Recently I was given a very old jaguar hide as a gift. I was rather stunned, as I had been told by the person who gave it to me that it was a “spotted cat hide”, but not specifying which sort. So when I opened the package and saw the distinctive rosettes, my heart skipped a beat.
See, Jaguar is what I call a Silent Totem. Silent totems are totems who are not necessarily active participants in my life. They don’t come to me in dreams, and I don’t call on them in rituals. But their influence is still there in the background, and the distance doesn’t always mean a weak “signal”, either. Sometimes a silent totem need not do anything but be present and observe in order to make a great impact.

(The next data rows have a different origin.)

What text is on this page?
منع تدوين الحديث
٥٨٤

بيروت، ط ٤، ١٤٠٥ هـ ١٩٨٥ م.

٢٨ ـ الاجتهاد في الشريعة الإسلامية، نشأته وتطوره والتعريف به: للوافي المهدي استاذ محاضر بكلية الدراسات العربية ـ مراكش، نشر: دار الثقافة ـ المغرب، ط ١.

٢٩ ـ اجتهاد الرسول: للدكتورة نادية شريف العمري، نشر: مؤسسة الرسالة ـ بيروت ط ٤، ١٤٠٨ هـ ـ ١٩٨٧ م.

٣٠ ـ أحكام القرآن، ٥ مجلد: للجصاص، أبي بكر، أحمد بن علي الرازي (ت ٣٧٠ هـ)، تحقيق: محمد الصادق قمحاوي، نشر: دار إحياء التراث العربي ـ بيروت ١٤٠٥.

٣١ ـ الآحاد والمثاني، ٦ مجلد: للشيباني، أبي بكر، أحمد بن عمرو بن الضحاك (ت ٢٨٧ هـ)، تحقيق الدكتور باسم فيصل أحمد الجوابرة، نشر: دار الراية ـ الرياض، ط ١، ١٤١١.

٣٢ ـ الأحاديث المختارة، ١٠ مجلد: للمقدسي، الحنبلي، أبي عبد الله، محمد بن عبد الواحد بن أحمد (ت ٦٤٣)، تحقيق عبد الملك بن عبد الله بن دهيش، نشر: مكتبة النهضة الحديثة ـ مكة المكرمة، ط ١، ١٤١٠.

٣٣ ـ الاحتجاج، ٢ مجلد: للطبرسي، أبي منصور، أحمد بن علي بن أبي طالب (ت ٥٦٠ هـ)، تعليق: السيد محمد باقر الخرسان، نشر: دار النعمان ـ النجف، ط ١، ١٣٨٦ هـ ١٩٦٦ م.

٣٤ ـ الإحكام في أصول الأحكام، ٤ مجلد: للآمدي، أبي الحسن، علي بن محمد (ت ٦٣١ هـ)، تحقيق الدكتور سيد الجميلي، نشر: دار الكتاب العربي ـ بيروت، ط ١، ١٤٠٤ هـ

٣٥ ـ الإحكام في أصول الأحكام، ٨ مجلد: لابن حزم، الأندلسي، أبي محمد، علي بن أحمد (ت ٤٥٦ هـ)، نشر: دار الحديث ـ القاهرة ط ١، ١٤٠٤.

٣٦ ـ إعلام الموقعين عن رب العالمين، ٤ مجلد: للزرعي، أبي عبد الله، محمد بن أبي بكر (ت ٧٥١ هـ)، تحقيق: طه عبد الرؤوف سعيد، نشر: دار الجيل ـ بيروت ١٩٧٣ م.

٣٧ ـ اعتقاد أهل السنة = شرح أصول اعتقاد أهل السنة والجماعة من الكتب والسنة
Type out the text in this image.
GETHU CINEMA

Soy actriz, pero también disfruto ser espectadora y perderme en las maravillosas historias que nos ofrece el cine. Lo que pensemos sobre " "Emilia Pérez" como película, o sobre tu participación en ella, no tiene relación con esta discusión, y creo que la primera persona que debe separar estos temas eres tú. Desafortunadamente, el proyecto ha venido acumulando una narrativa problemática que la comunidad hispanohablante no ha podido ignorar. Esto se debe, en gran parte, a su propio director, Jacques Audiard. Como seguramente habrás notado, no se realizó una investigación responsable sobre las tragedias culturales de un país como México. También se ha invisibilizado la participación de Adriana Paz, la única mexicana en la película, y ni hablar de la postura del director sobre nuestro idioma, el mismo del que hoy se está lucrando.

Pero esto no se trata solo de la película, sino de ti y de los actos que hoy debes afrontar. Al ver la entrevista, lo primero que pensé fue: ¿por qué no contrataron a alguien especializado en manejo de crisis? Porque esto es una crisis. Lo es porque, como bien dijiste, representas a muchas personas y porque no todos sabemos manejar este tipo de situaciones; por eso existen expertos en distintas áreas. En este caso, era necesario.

Take Jaguar, for instance. Jaguar is connected to my shamanic practice, not as an active guide, but as one who represents the gravity of the work that I do. I am reminded that the foundational practices of shamanism were forged in much more dangerous times and settings, in places where being attacked and eaten by large wild animals was (and is) a real threat, where the shaman was the main line of defense against illnesses where there were no refined antibiotics and other high-tech medicines, where the life expectancy was much lower than it is for me. Jaguar is also the reminder that the spirit world is not a safe place to be, and that although I have good companions on my journeys, none of them are a complete proof against threats by malign beings.
And all it takes is a glimpse, in the back of my head where the wild things are, of black spots on yellow fur sliding through dappled underbrush–for just a moment–to make that reminder clear. There are other silent totems as well. Anna’s Hummingbird can be felt in periods of high energy, where I’m dashing from one task to the next as quickly as I can, drawing on my reserves to meet the demands at hand. Common Octopus carries the ephemeral nature of mortality, to not take for granted what is here before it’s gone, and to not underestimate something short-lived–in other words, to seize the day and make the most of it.
None of these or other silent totems normally come out of their places in the shadows of my mind, but they are there nonetheless. I will be interested to see whether Jaguar decides to come forth; there was a decided “spark” when I first touched the jaguar hide, and I felt an almost overwhelming energy for just a moment. If I do start more work with Jaguar, it promises to be intense.